As the study notes, the treatment is typically available as a kind of second, third, or last resort — for patients who just haven't had success with other kinds of care.
"There are some people who are going to — no matter what — just continue to inject," David Juurlink, a doctor who studies the opioid epidemic at the University of Toronto, told me. "These are people who are literally waiting to die if they don't have access to a supervised consumption facility."
The approach is not without detractors. The International Task Force on Strategic Drug Policy, for one, argues that programs like Vancouver's "promote the false notion that there are safe or responsible ways to use drugs." The group argues that this kind of program — and other harm reduction strategies — weakens the social stigma against drugs, leading more people to try and use these dangerous substances.
But the danger here isn't whether someone is using drugs; most Americans, after all, use caffeine or alcohol regularly throughout their lives with few problems. Drug use transforms into addiction, according to the definition provided by the Diagnostic and Statistical Manual of Mental Disorders, when using drugs begins hurting someone's function — by, for example, leading them to steal or commit other crimes to obtain heroin, or, in the worst case scenario, death.
Heroin-assisted treatment relieves this problem: It gives patients a safe place to get their heroin without resorting to bad behaviors.
Still, experts and those involved in Crosstown emphasize it's not a first-line treatment. For instance, MacDonald said Health Canada, which covers the care provided at Crosstown for some patients, requires a laundry list of qualifications for coverage: 18 years or older, at least five years of opioid use, regular illicit opioid use in the past year, current use of illicit opioids, physical or psychological complications as a result of opioid use, and previous attempts to get drug treatment, particularly medication-assisted treatment like methadone or buprenorphine.

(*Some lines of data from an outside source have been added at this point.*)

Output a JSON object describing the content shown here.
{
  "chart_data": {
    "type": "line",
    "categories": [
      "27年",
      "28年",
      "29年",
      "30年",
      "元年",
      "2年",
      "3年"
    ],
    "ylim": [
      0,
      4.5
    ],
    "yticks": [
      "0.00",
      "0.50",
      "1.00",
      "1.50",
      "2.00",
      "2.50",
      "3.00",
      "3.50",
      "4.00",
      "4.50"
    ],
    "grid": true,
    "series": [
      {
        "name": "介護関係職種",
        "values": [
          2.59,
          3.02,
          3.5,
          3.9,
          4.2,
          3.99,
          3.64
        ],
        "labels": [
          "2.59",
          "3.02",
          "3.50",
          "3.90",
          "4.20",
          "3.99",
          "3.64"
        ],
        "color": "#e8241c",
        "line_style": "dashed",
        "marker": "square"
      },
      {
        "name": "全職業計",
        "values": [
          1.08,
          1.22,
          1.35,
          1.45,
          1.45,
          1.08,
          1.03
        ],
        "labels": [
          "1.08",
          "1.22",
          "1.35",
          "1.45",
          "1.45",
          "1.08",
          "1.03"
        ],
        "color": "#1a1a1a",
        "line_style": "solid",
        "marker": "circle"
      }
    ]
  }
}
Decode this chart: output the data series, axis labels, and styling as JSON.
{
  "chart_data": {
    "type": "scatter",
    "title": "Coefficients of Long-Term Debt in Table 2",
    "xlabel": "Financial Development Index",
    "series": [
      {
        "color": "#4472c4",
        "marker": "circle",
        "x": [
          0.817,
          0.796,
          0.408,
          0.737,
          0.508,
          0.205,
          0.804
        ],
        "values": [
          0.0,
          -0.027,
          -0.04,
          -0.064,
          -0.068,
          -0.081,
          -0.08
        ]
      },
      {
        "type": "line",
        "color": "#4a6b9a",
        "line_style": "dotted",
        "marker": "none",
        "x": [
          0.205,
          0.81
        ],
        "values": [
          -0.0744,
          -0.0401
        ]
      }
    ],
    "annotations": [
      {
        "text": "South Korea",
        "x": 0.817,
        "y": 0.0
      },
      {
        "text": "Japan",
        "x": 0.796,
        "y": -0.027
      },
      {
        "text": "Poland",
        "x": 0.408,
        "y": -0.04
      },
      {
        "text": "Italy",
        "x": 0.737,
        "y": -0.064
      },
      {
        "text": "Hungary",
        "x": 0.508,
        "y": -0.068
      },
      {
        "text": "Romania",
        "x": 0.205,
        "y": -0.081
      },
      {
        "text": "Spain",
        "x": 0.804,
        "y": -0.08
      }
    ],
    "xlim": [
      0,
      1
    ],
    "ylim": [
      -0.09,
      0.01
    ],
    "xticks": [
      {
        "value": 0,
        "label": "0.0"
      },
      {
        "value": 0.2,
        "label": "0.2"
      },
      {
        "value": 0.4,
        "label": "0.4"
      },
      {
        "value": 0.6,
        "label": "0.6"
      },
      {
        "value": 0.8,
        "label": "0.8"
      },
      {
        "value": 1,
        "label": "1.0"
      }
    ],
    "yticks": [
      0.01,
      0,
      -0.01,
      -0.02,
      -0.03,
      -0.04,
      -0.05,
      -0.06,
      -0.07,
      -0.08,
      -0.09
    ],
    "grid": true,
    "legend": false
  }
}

So even if this treatment method spreads throughout North America, it's never going to be a matter of just walking into the clinic and getting some heroin — as can happen at "medical" marijuana dispensaries in the US today.
Also, clinics like Crosstown aren't just about supplying heroin; they offer a chance to link drug users to other forms of aid, including social workers, other health care and treatments, and, potentially, a plan to wean people off opioids altogether.
"With time, a third to half the people step down to oral options, like methadone, or to abstinence," MacDonald said. "But we don't arbitrarily say, 'Okay, you've been with us for six months. It's time to reduce your dose.' There's a study out of Belgium — they have injectable treatment there — that shows if you just arbitrarily stop people, they will go back to using illicit opioids."